How to Treat Piriformis Syndrome:

  1. Rest Avoid those activities causing pain, whether that be sitting or actually moving around and doing something. Find a position that doesn’t cause a lot of pain.
  2. Ice Apply ice to the affected area for 5-10 minutes at a time three to five times per day. Make sure to wrap the ice in a thin towel to avoid an ice burn on the skin. Ice helps to alleviate inflammation and pain in the affected area.
  3. Physical Therapy The therapist might recommend that you go through a program of stretches and exercises to help reduce the compression on the sciatic nerve. As the compression levels decline, the pain in the area will begin to decline. Physical therapy is probably the most effective way to treat the condition. Your therapist will massage into the piriformis muscle using their fingers or commonly an elbow.

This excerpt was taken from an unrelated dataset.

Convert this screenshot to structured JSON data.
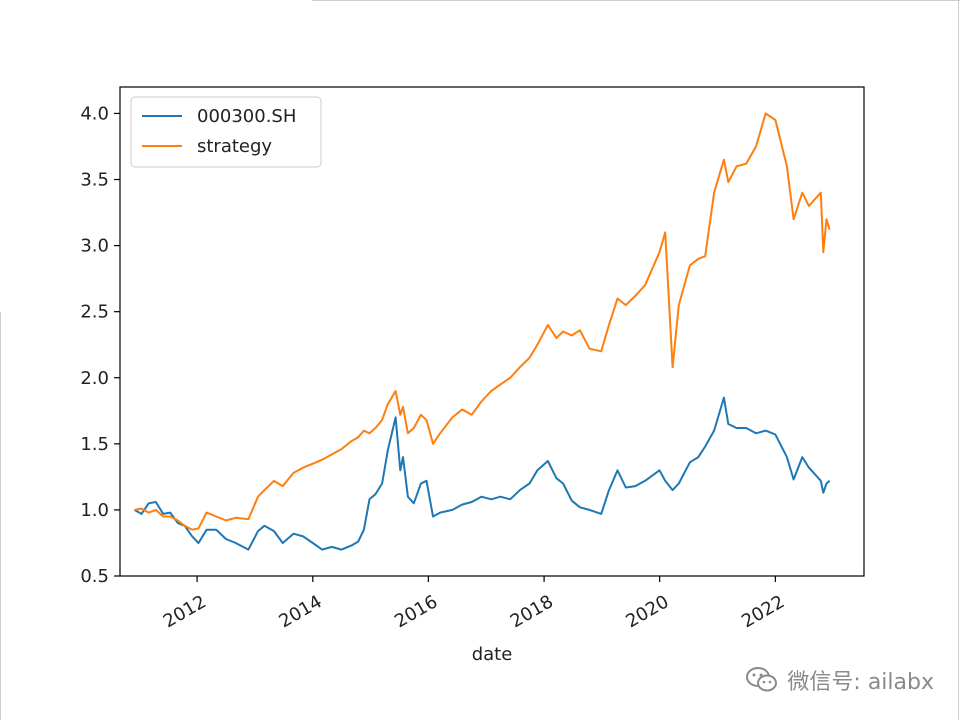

If this replicates pain into the back of your leg, it is possible that you do actually have this condition.
  4. Acupuncture Acupuncture using a long needle into the belly of the piriformis can reduce sciatic pain and muscle spasm. It can be remarkably successful in stubborn cases of piriformis syndrome.
  5. Injections Cortico-steroid injections around the buttock may help reduce inflammation. Some people have also tried Botox injections to decrease pain.

Tips:  Before participating in any sporting activities, make sure you are properly warmed up.  Avoid running on any uneven surfaces or exercising on a hill unless you are more experienced.  Increase intensity slowly when participating in any exercise routine.  When exercising, running or walking, always use proper posture. If you are not sure, discuss with a sports coach.  If you notice pain when performing an activity, stop doing the activity until you notice the pain is no longer present in the affected area.  See a therapist and ask them to deeply massage the buttock. If you have piriformis syndrome you will often notice quite a significant improvement in symptoms.